The process was a blast, a whirlwind of creativity within constraints. That record remains a personal favorite. Now, witnessing the band’s phenomenal journey, it’s evident they’ve soared far beyond our wildest expectations.

All photos by Paul Fig

AFI “Missing Man” EP

Working with AFI on the Missing Man EP was an exhilarating milestone in my career as their recording engineer. This was my first time working with the band and meeting Adam, Hunter and Jade. They already had a studio in mind, and I had no way to steer the session to my live tracking studio Dave’s Room, my responsibility was to create and capture amazing sounding drums, and bass tracks. Adam and Hunter were not just exceptional musicians; they were fantastic to work with, instantly establishing a camaraderie that made the entire process feel like friends all helping to lift the project together.

Stepping into the studio, I was met with a different Neve console – the 8068, unlike the 8028 I was accustomed to at Sound City. Some channels weren’t cooperating, prompting quick thinking to ensure the production stayed seamless. Adapting on the go is part and parcel of the game. (Industry jargon alert “the work around”) My Pro Acs on the meter bridge to help gain quick familiarity to the control room. (I bring my monitors and amp everywhere, a trick Dave Bianco taught me to keeping recordings consistent)

We were fortunate to have an entire week dedicated solely to drums and bass. Adam brought in Mike Fasano, an outstanding drum tech (and Person, I have known Fasano since my days at Sound City) armed with an impressive array of snares and kicks. It felt like a playground of drum sounds, allowing us to select the perfect tones for each track, enriching our recordings with added depth.
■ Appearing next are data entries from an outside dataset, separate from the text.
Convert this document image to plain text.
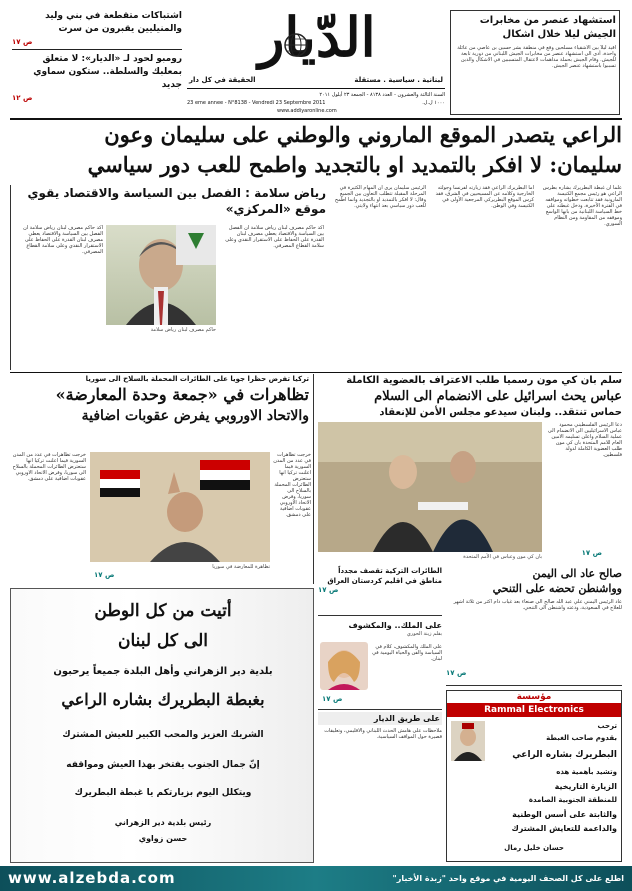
الدّيار
لبنانية . سياسية . مستقلة
الحقيقة في كل دار
السنة الثالثة والعشرون - العدد ٨١٣٨ - الجمعة ٢٣ أيلول ٢٠١١
23 eme annee - N°8138 - Vendredi 23 Septembre 2011	١٠٠٠ ل.ل.
www.addiyaronline.com
استشهاد عنصر من مخابرات الجيش ليلا خلال اشكال
اقيد ليلاً بين الأشقياء مسلحين وقع في منطقة بشر حسين بن عاصي من عائلة واحدة، أدى الى استشهاد عنصر من مخابرات الجيش اللبناني من دورية تابعة للجيش. وقام الجيش بحملة مداهمات لاعتقال المتسببين في الاشكال والذين تسببوا باستشهاد عنصر الجيش.
اشتباكات متقطعة في بني وليد والمنيليين يقبرون من سرت
ص ١٧
رومبو لحود لـ «الديار»: لا متعلق بمعلبك والسلطة.. ستكون سماوي جديد
ص ١٢
الراعي يتصدر الموقع الماروني والوطني على سليمان وعون
سليمان: لا افكر بالتمديد او بالتجديد واطمح للعب دور سياسي
علماً ان غبطة البطريرك بشاره بطرس الراعي هو رئيس مجمع الكنيسة المارونية فقد تتابعت خطواته ومواقفه في الفترة الأخيرة، ودخل غبطته على خط السياسة اللبنانية من بابها الواسع وموقفه من المقاومة ومن النظام السوري.
اما البطريرك الراعي فقد زيارته لفرنسا وجولته الخارجية وكلامه عن المسيحيين في الشرق، فقد كرس الموقع البطريركي المرجعية الأولى في الكنيسة وفي الوطن.
الرئيس سليمان يرى ان المهام الكثيرة في المرحلة المقبلة تتطلب التعاون بين الجميع وقال: لا افكر بالتمديد او بالتجديد وانما اطمح للعب دور سياسي بعد انتهاء ولايتي.
رياض سلامة : الفصل بين السياسة والاقتصاد يقوي موقع «المركزي»
حاكم مصرف لبنان رياض سلامة
اكد حاكم مصرف لبنان رياض سلامة ان الفصل بين السياسة والاقتصاد يعطي مصرف لبنان القدرة على الحفاظ على الاستقرار النقدي وعلى سلامة القطاع المصرفي.
اكد حاكم مصرف لبنان رياض سلامة ان الفصل بين السياسة والاقتصاد يعطي مصرف لبنان القدرة على الحفاظ على الاستقرار النقدي وعلى سلامة القطاع المصرفي.
سلم بان كي مون رسميا طلب الاعتراف بالعضوية الكاملة
عباس يحث اسرائيل على الانضمام الى السلام
حماس تنتقد.. ولبنان سيدعو مجلس الأمن للإنعقاد
بان كي مون وعباس في الأمم المتحدة
دعا الرئيس الفلسطيني محمود عباس الاسرائيليين الى الانضمام الى عملية السلام واعلن تسليمه الامين العام للامم المتحدة بان كي مون طلب العضوية الكاملة لدولة فلسطين.
ص ١٧
تركيا تفرض حظرا جويا على الطائرات المحملة بالسلاح الى سوريا
تظاهرات في «جمعة وحدة المعارضة»
والاتحاد الاوروبي يفرض عقوبات اضافية
تظاهرة للمعارضة في سوريا
خرجت تظاهرات في عدد من المدن السورية فيما اعلنت تركيا انها ستعترض الطائرات المحملة بالسلاح الى سوريا، وفرض الاتحاد الاوروبي عقوبات اضافية على دمشق.
خرجت تظاهرات في عدد من المدن السورية فيما اعلنت تركيا انها ستعترض الطائرات المحملة بالسلاح الى سوريا، وفرض الاتحاد الاوروبي عقوبات اضافية على دمشق.
ص ١٧	الطائرات التركية تقصف مجدداً مناطق في اقليم كردستان العراق
ص ١٧
على الملك.. والمكشوف
بقلم زينة الحوري
على الملك والمكشوف، كلام في السياسة والفن والحياة اليومية في لبنان.
ص ١٧
على طريق الديار
ملاحظات على هامش الحدث اللبناني والاقليمي، وتعليقات قصيرة حول المواقف السياسية.
صالح عاد الى اليمن
وواشنطن تحضه على التنحي
عاد الرئيس اليمني علي عبد الله صالح الى صنعاء بعد غياب دام اكثر من ثلاثة اشهر للعلاج في السعودية، ودعته واشنطن الى التنحي.
ص ١٧
أتيت من كل الوطن
الى كل لبنان
بلدية دير الزهراني وأهل البلدة جميعاً يرحبون
بغبطة البطريرك بشاره الراعي
الشريك العزيز والمحب الكبير للعيش المشترك
إنّ جمال الجنوب يفتخر بهذا العيش ومواقفه
ويتكلل اليوم بزيارتكم يا غبطة البطريرك
رئيس بلدية دير الزهراني
حسن زواوي
مؤسسة
Rammal Electronics
ترحب
بقدوم صاحب الغبطة
البطريرك بشاره الراعي
وتشيد بأهمية هذه
الزيارة التاريخية
للمنطقة الجنوبية الصامدة
والثابتة على أسس الوطنية
والداعمة للتعايش المشترك
حسان خليل رمال
www.alzebda.com	اطلع على كل الصحف اليومية في موقع واحد "زبدة الأخبار"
After locking in the drum tracks, it was Hunter’s turn to shine with his Ampeg SVT, a Marshall amp, and a collection of fuzz and distortion pedals. His bass lines seamlessly intertwined with Adam’s beats, resulting in us nailing those bass tracks in record time.

During the release of the Missing Man EP, there was a buzz when all photos of AFI frontman Davey Havok vanished from the band’s Instagram, and a new press photo emerged without him – only a silhouette was present, sparking rumors about his departure. Thankfully, that rumor turned out to be false.

Then, on October 16, 2018, the band dropped a bombshell – a surprise release of a new single called “Get Dark.” Following that, on November 30, 2018, they unleashed another single, “Trashbats,” heightening the anticipation and excitement surrounding the EP.

This collaboration was more than just capturing sounds; it was an immersive journey fueled by creativity and musical synergy. Working on the Missing Man EP with AFI wasn’t just a task; it was a shared passion to craft an experience that echoed the band’s essence and the soul of the music.